On Friday (September 17), the Head of the US Central Command, General Kenneth F. McKenzie Jr. admitted that the drone strike that was conducted to avenge the killing of 13 US soldiers by the Islamic State Khorasan Province (ISKP or ISIS-K) resulted in the death of 10 civilians. The development comes days after the New York Times published a detailed report highlighting how a 43-year-old aid worker Zemari Ahmadi and 9 of his family members (including 7 children) were killed in the strike of August 29.
In a video message, Gen. Kenneth McKenzie conceded, “Having thoroughly reviewed the findings of the investigation and the supporting analysis by interagency partners, I am now convinced that as many as 10 civilians including up to 10 children were tragically killed in that strike. Moreover, we now assess that it is unlikely that the vehicle and those who died were associated with ISIS-K or a direct threat to US forces.”
BREAKING: CENTCOM Commander Gen. Kenneth McKenzie admits Aug. 29th Kabul drone strike believed to be targeting ISIS-K extremists “was a mistake,” killing “as many as 10 civilians, including up to seven children.” https://t.co/jnI1Ll47SN pic.twitter.com/RSP15lWOJJ— ABC News (@ABC) September 17, 2021
He further added, “I offer my profound condolences to the family and friends of those who were killed. This strike was taken in the earnest belief that it would prevent an imminent threat to our forces and the evacuees at the airport, but it was a mistake and I offer my sincere apology. As the combatant commander, I am fully responsible for the strike and its tragic outcome.”

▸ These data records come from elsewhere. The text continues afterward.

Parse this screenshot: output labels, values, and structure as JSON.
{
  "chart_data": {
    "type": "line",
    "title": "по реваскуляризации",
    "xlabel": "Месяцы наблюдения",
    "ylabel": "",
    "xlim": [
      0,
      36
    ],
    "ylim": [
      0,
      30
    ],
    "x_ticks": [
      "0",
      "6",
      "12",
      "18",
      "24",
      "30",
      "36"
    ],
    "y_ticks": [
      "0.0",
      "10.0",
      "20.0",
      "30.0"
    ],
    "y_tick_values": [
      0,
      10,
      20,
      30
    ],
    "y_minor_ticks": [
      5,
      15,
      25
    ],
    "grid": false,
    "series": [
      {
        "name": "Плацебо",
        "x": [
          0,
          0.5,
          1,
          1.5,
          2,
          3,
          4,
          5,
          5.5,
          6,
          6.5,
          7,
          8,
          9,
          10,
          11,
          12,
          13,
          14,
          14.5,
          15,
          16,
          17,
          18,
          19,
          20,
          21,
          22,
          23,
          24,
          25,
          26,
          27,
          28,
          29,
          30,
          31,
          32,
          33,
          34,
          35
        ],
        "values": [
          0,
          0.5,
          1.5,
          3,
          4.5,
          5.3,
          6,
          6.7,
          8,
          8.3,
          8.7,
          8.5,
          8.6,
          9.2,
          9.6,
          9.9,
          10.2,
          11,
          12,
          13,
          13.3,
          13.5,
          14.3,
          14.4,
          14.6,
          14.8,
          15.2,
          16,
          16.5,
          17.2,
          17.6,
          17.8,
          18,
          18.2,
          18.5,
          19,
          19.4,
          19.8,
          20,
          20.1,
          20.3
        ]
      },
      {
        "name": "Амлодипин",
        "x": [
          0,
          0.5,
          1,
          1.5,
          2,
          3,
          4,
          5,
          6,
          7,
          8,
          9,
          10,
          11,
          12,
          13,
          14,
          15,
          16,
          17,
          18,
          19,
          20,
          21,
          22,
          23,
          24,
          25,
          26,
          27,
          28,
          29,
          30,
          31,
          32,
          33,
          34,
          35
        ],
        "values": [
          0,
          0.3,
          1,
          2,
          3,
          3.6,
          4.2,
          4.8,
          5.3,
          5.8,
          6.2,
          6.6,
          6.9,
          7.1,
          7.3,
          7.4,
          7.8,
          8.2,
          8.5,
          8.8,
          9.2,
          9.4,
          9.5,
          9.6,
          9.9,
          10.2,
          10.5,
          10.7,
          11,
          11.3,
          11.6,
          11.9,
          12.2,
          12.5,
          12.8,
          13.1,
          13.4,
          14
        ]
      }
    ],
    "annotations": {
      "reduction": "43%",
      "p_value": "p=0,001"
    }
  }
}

The Background of the incident and the initial cover up by Pentagon
The ability of the United States, to carry out counter-terrorism operations in Afghanistan from afar, came under the scanner following the bombing inside the Hamid Karzai international airport in Afghan’s capital Kabul on August 26. The deadly attack claimed more than 100 lives, including that of 13 US soldiers. Islamic State’s regional affiliate Islamic State Khorasan Province (ISKP) had taken the responsibility for the attack and the suicide bomber was identified as one Abdul Rehman Al-Loghri. The terror attack also temporarily disrupted the evacuation of tens and thousands of stranded civilians.
On August 29, the US Army conducted a drone strike to avenge the suicide bombing attack at the Kabul airport by the Islamic State Khorasan Province (ISKP). It had claimed to target a vehicle within a residential area, supposedly carrying ‘multiple’ ISKP suicide bombers. However, an exclusive investigation by the New York Times (NYT) had revealed that the drone attack killed a 43-year-old aid worker named Zemari Ahmadi and 9 of his family members (including 7 children) instead of ISKP terrorists. At that time, he was driving his 1996 Toyota Corolla car carrying water jugs, which the Pentagon apparently mistook for explosives.
Initially, the Pentagon justified the attack claiming it to be based on an intelligence assessment. According to Pentagon officials, a second blast took place after the drone strike. They alleged that it was caused due to explosives in the car of Ahmadi. New York Times analysed the pictures from the scene and found no evidence of a second bomb blast. Had there been a second explosion, experts told NYT that the walls would have collapsed. However, there was only one minor dent on the security gate, implying only one shock wave.